Farah Khan – trusts-protect-assets-farah-khan-web

Assets held in Trusts are usually protected from creditors of the Trustees and their beneficiaries two years after the formation of the Trust.

In New Zealand, businessmen often borrow money against their family home to run their companies. The seek protection in the event of their inability to service the debt. They place their assets in a Trust as a protection against business loss or other unforeseen liabilities.

In most circumstances, a Trust protects these assets from personal liabilities.

Even if you are not in business, circumstances can you land you into financial mess. Imagine that you are driving a car in a drunken state and meet with an accident in which you hit someone’s Maserati worth $300,000.

Your insurance will not cover the cost since you were under the influence of alcohol, while the owner of the expensive car takes you to court, demanding money.

Most of us will not have such money.

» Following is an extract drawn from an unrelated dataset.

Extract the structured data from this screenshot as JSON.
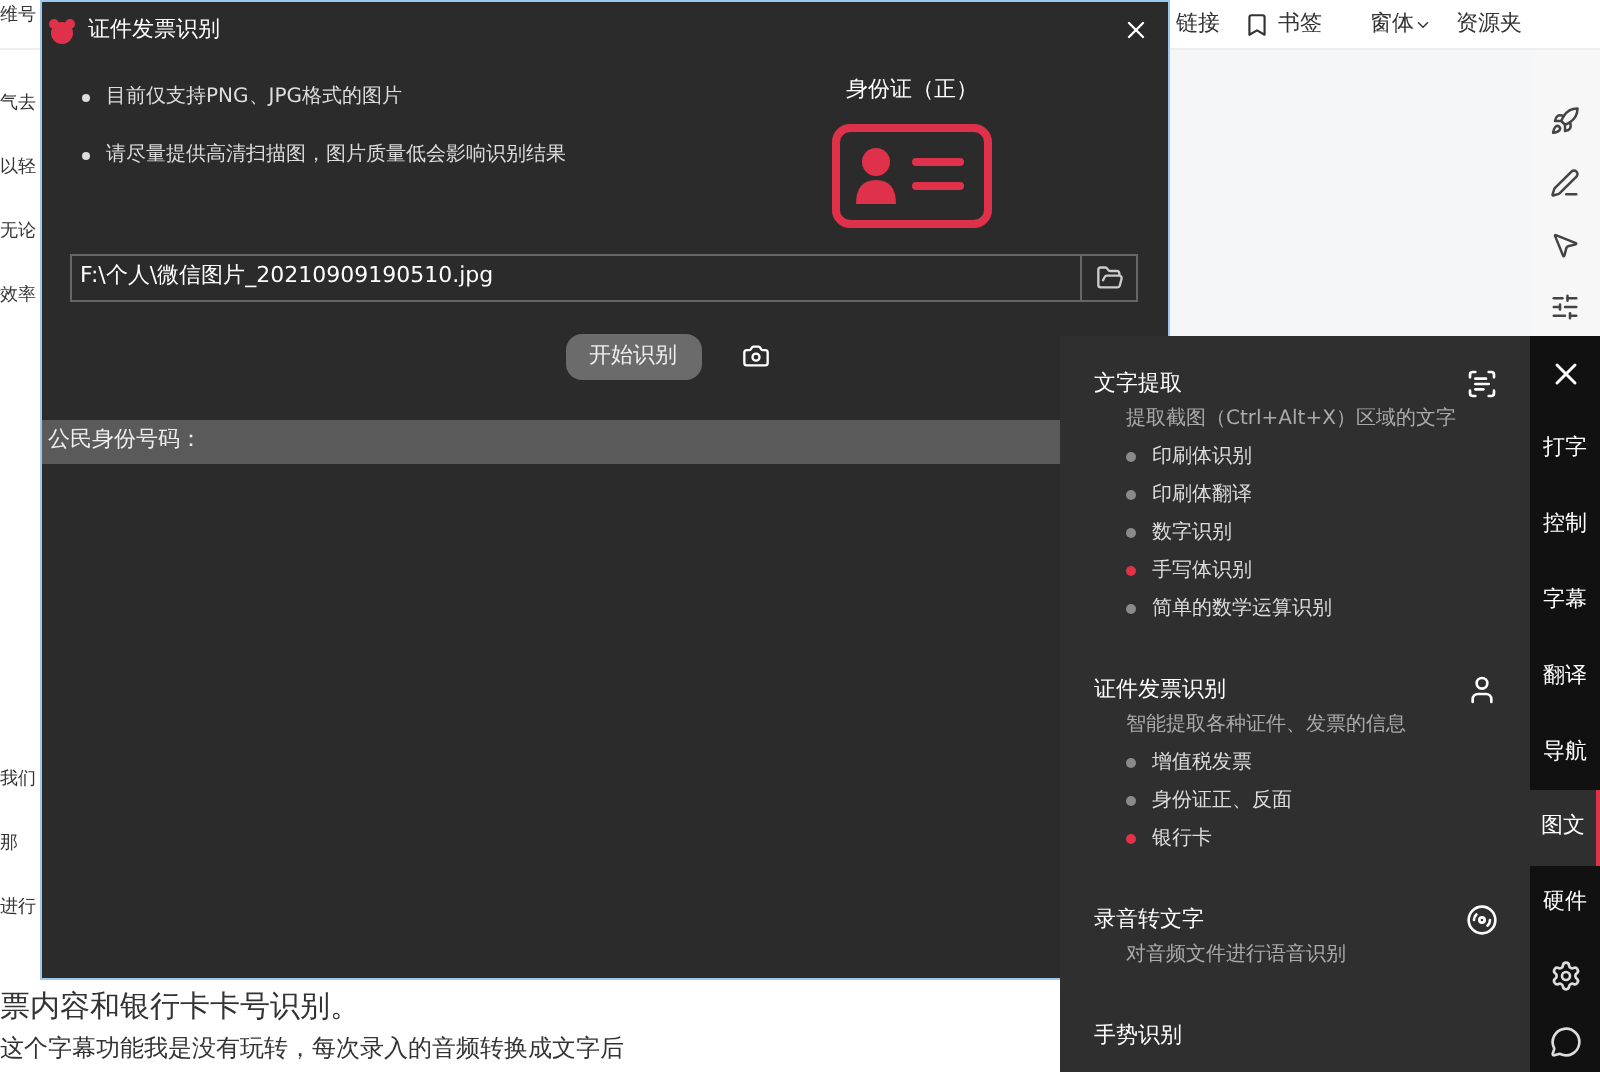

However, if you have equity in our home, you would be forced to sell your house pay the damages.

If your home has been held in a Trust for more than two years. it will be protected from creditors.

Reducing claims

If your assets are held in your personal name or a company, then they form part of your estate, as you know, regardless of whether you have a Will or not, your estate can be contested and the Courts may allow claims from people you did not intend to benefit from your assets. Transferring assets into a Trust is a gift in your life time and cannot be contested upon your death.

Relationship Property

If you give personal assets to your children during your life or in your Will, those assets may, in certain circumstances, become available to their partners under the Property (Relationships) Act 1976.

However, if your assets are owned by a Trust, or are given to your Trust on death, your children can continue to receive the benefit of those assets.

But the assets do not form a part of their personal property and hence cannot be subject to claims by your children’s partners, whether they are married or live in a relationship).

If assets are transferred into a Trust prior to entering a relationship, the assets in are less likely to be subject to a relationship property claim at the end of their relationship.

Family trusts may provide protection against various forms of wealth tax that may be introduced in the future, such as death duties or inheritance tax.

Family trust are not publicly registered and therefore can be kept confidential.

Even the Beneficiaries of the Trust do not need to know of its existence.

The disadvantage

The only disadvantage is costs. These will depend on the complexity of your Trust and the nature of the assets to be transferred. You will also need allow for ongoing costs if you wish to administer your Trust effectively.

There will be time and cost involved in maintaining the Trust’s annual accounting and administrative requirements.

As Suze Orman, a popular American financial adviser said, “There is no law saying that you have to die before your assets can be passed to loved ones. In fact, gifting earlier can be a lovely way to witness how your money helps your family thrive.”